In a memo to players, seen by both the BBC and The Telegraph, chief executive Keith Pelley hinted that luxuries such as players' lounges and courtesy cars could be dispensed with as the tour looks to stabilise in the wake of the pandemic.
“Our tour has enjoyed a significant period of growth in recent years, in terms of prize funds, playing opportunities and the overall standard of our events, as well as our broadcast product," said Pelley. "The impact of the coronavirus has stopped this rapid momentum in its tracks, and it will, in fact, require us to reassess many elements.
"You should, therefore, be prepared that when we do resume playing, the schedule and the infrastructure of tournaments could look radically different from what you have been used to.
"Many of the things you have become accustomed to, such as top-class players’ lounges or courtesy car services will most likely assume a different appearance, if indeed they are present at all."
To date, 15 of the 44 tournaments that were originally on the 2020 European Tour international schedule have been either postponed or cancelled as a result of the COVID-19 outbreak - 16, if you include the Hong Kong Open late last year which was postponed due to civil unrest.
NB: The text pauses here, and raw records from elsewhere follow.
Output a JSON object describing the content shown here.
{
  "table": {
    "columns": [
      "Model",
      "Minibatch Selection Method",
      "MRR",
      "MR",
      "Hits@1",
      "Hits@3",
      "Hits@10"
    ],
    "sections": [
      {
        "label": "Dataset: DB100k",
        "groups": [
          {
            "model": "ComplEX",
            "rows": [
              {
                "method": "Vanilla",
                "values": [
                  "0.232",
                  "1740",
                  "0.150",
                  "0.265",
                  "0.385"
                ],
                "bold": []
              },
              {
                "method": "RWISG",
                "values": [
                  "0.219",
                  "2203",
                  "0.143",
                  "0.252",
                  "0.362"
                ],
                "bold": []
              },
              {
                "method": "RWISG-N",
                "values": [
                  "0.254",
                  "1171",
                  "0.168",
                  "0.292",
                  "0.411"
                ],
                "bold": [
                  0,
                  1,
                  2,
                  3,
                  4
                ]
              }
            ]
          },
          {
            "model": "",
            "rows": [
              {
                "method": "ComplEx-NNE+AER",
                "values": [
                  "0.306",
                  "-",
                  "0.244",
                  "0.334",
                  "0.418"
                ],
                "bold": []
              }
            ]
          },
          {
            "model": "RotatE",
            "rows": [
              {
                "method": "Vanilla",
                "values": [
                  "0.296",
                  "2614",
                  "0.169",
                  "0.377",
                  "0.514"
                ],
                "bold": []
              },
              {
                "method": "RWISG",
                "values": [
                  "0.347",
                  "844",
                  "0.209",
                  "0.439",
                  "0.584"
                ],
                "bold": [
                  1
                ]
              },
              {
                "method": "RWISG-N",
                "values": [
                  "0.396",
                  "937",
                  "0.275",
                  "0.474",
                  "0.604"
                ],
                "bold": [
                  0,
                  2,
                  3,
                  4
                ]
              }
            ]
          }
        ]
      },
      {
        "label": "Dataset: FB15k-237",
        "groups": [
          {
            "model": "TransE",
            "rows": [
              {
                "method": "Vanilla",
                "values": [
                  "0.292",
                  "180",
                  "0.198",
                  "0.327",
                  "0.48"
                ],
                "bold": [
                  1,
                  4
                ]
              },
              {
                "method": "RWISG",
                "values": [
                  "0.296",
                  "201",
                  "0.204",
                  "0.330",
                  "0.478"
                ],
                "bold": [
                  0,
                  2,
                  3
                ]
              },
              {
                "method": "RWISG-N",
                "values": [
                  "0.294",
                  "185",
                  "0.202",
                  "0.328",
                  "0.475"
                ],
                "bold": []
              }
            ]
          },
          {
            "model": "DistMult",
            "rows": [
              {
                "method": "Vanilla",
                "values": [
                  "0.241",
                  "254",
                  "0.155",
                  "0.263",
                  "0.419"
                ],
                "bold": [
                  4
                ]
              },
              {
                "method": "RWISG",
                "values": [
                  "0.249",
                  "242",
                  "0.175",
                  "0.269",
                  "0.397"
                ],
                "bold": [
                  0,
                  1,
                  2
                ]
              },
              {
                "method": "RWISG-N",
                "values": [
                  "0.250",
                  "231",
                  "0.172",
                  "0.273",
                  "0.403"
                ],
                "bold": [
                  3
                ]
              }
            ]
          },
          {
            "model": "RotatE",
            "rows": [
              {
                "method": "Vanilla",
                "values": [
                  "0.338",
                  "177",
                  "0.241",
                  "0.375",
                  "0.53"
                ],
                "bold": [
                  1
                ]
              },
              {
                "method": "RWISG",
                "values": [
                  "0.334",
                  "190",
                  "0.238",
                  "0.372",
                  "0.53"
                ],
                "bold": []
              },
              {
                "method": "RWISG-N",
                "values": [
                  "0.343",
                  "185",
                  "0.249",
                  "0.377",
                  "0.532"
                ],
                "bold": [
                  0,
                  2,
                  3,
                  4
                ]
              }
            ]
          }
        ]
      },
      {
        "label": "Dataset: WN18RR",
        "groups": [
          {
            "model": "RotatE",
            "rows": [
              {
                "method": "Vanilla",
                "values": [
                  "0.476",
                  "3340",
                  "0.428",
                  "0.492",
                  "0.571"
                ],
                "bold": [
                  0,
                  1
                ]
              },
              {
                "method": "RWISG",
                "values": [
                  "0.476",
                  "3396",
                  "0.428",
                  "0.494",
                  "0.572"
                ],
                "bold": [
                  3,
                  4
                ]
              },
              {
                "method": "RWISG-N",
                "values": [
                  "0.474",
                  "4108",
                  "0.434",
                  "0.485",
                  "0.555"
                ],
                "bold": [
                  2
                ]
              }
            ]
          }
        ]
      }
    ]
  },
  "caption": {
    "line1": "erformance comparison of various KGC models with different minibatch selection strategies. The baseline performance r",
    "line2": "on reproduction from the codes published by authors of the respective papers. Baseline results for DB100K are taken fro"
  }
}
The soonest the tour can resume is June 25 with the opening round of the BMW International Open. However, that is unconfirmed and is expected that there may be further delays.
"Prize funds will also most likely be different," added Pelley. "The reality is, the pandemic is going to have a profound impact on the tour financially, as well as many of our partners, both in sponsorship and broadcast areas."
As for solutions, Pelley said that everything that everything is on the table.
“We are looking at options such as (a) multiple tournaments in the same location; (b) two tournaments in the same week, or three in a fortnight; or (c) three or four tournaments back-to-back in the UK with a 14-day ‘quarantine’ period ahead of that to allow players not from the UK to come over and self-isolate in advance, if that health requirement is still in place then.”